The Mark 2 Metropolitan Police box, originally designed by the force’s ‘architect surveyor’ Gilbert MacKenzie Trench, was simply street furniture familiar to denizens of London and Glasgow (other forces used boxes of different designs). All that changed in November 1963, when it was reimagined as the outward shape of a time and space machine, bigger on the inside; a magic portal to impossible places in the fourth and fifth dimensions.

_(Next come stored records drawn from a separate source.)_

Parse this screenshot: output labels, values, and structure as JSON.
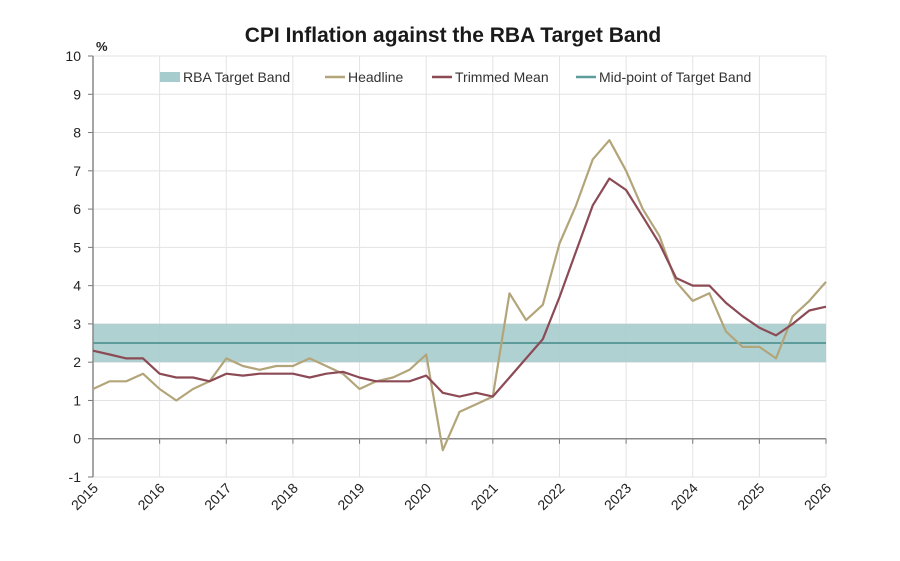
{
  "chart_data": {
    "type": "line",
    "title": "CPI Inflation against the RBA Target Band",
    "ylabel": "%",
    "xlabel": "",
    "ylim": [
      -1,
      10
    ],
    "xlim": [
      2015,
      2026
    ],
    "yticks": [
      -1,
      0,
      1,
      2,
      3,
      4,
      5,
      6,
      7,
      8,
      9,
      10
    ],
    "xticks": [
      "2015",
      "2016",
      "2017",
      "2018",
      "2019",
      "2020",
      "2021",
      "2022",
      "2023",
      "2024",
      "2025",
      "2026"
    ],
    "grid": true,
    "legend_position": "top",
    "band": {
      "name": "RBA Target Band",
      "lower": 2,
      "upper": 3,
      "color": "#a7cccd"
    },
    "midpoint": {
      "name": "Mid-point of Target Band",
      "value": 2.5,
      "color": "#5e9c9c"
    },
    "x": [
      2015.0,
      2015.25,
      2015.5,
      2015.75,
      2016.0,
      2016.25,
      2016.5,
      2016.75,
      2017.0,
      2017.25,
      2017.5,
      2017.75,
      2018.0,
      2018.25,
      2018.5,
      2018.75,
      2019.0,
      2019.25,
      2019.5,
      2019.75,
      2020.0,
      2020.25,
      2020.5,
      2020.75,
      2021.0,
      2021.25,
      2021.5,
      2021.75,
      2022.0,
      2022.25,
      2022.5,
      2022.75,
      2023.0,
      2023.25,
      2023.5,
      2023.75,
      2024.0,
      2024.25,
      2024.5,
      2024.75,
      2025.0,
      2025.25,
      2025.5,
      2025.75,
      2026.0
    ],
    "series": [
      {
        "name": "Headline",
        "color": "#b3a57a",
        "values": [
          1.3,
          1.5,
          1.5,
          1.7,
          1.3,
          1.0,
          1.3,
          1.5,
          2.1,
          1.9,
          1.8,
          1.9,
          1.9,
          2.1,
          1.9,
          1.7,
          1.3,
          1.5,
          1.6,
          1.8,
          2.2,
          -0.3,
          0.7,
          0.9,
          1.1,
          3.8,
          3.1,
          3.5,
          5.1,
          6.1,
          7.3,
          7.8,
          7.0,
          6.0,
          5.3,
          4.1,
          3.6,
          3.8,
          2.8,
          2.4,
          2.4,
          2.1,
          3.2,
          3.6,
          4.1
        ]
      },
      {
        "name": "Trimmed Mean",
        "color": "#8c4a55",
        "values": [
          2.3,
          2.2,
          2.1,
          2.1,
          1.7,
          1.6,
          1.6,
          1.5,
          1.7,
          1.65,
          1.7,
          1.7,
          1.7,
          1.6,
          1.7,
          1.75,
          1.6,
          1.5,
          1.5,
          1.5,
          1.65,
          1.2,
          1.1,
          1.2,
          1.1,
          1.6,
          2.1,
          2.6,
          3.7,
          4.9,
          6.1,
          6.8,
          6.5,
          5.8,
          5.1,
          4.2,
          4.0,
          4.0,
          3.55,
          3.2,
          2.9,
          2.7,
          3.0,
          3.35,
          3.45
        ]
      }
    ],
    "legend": [
      {
        "label": "RBA Target Band",
        "kind": "band"
      },
      {
        "label": "Headline",
        "kind": "line",
        "series": "Headline"
      },
      {
        "label": "Trimmed Mean",
        "kind": "line",
        "series": "Trimmed Mean"
      },
      {
        "label": "Mid-point of Target Band",
        "kind": "line",
        "series": "midpoint"
      }
    ]
  }
}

Incredibly, Trench’s box has now been internationally recognised as the TARDIS for far longer than it was ever in police service. Originally installed between 1929 and 1938, the boxes were points of direct free telephone access to the nearest police station, for use by police and public alike. Inside would be a stool, a small table, brushes and dusters, an electric fire and a fire extinguisher, any of which might come in handy for officers on the street. If the station needed to contact a patrol officer in that area, the lamp on top flashed to signal an alert. Since the vast majority of homes didn’t have a landline telephone until the 1960s, the police box was a valued beacon of security in British everyday life for nearly four decades.

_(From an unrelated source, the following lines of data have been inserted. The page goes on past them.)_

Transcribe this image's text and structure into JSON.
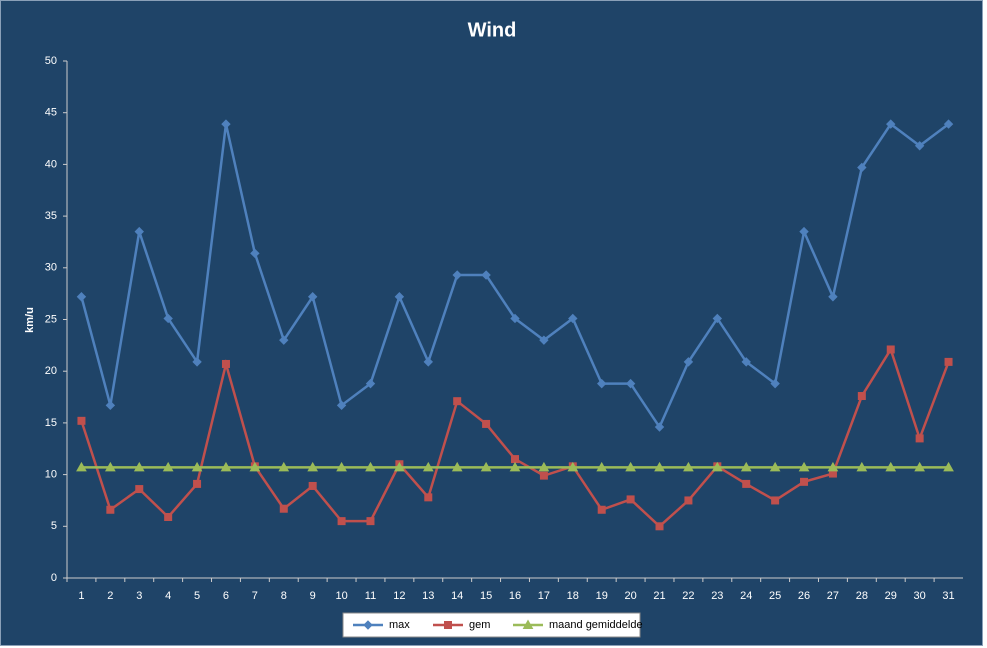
{
  "chart_data": {
    "type": "line",
    "title": "Wind",
    "y_label": "km/u",
    "categories": [
      1,
      2,
      3,
      4,
      5,
      6,
      7,
      8,
      9,
      10,
      11,
      12,
      13,
      14,
      15,
      16,
      17,
      18,
      19,
      20,
      21,
      22,
      23,
      24,
      25,
      26,
      27,
      28,
      29,
      30,
      31
    ],
    "series": [
      {
        "name": "max",
        "color": "#4f81bd",
        "marker": "diamond",
        "values": [
          27.2,
          16.7,
          33.5,
          25.1,
          20.9,
          43.9,
          31.4,
          23.0,
          27.2,
          16.7,
          18.8,
          27.2,
          20.9,
          29.3,
          29.3,
          25.1,
          23.0,
          25.1,
          18.8,
          18.8,
          14.6,
          20.9,
          25.1,
          20.9,
          18.8,
          33.5,
          27.2,
          39.7,
          43.9,
          41.8,
          43.9
        ]
      },
      {
        "name": "gem",
        "color": "#c0504d",
        "marker": "square",
        "values": [
          15.2,
          6.6,
          8.6,
          5.9,
          9.1,
          20.7,
          10.8,
          6.7,
          8.9,
          5.5,
          5.5,
          11.0,
          7.8,
          17.1,
          14.9,
          11.5,
          9.9,
          10.8,
          6.6,
          7.6,
          5.0,
          7.5,
          10.8,
          9.1,
          7.5,
          9.3,
          10.1,
          17.6,
          22.1,
          13.5,
          20.9
        ]
      },
      {
        "name": "maand gemiddelde",
        "color": "#9bbb59",
        "marker": "triangle",
        "values": [
          10.7,
          10.7,
          10.7,
          10.7,
          10.7,
          10.7,
          10.7,
          10.7,
          10.7,
          10.7,
          10.7,
          10.7,
          10.7,
          10.7,
          10.7,
          10.7,
          10.7,
          10.7,
          10.7,
          10.7,
          10.7,
          10.7,
          10.7,
          10.7,
          10.7,
          10.7,
          10.7,
          10.7,
          10.7,
          10.7,
          10.7
        ]
      }
    ],
    "ylim": [
      0,
      50
    ],
    "yticks": [
      0,
      5,
      10,
      15,
      20,
      25,
      30,
      35,
      40,
      45,
      50
    ],
    "grid": false,
    "legend": "bottom"
  }
}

The boxes themselves were essentially small buildings that stood 9ft 4ins (2.8m) tall and 4ft 6ins (1.4m) wide, made of pre-cast concrete (not wood) with a single teak door. The Mark 2 version improved on the original design by changing the sign above the door to read ‘Police Public Call Box’ (from ‘Police Public’) and moving the St John’s Ambulance motif on the door to the panel directly below the window, up from the panel below that. This became the template for the original TARDIS prop designed by Peter Brachacki for An Unearthly Child (aka 100,000 BC, 1963), although it was built a couple of feet shorter than the real thing.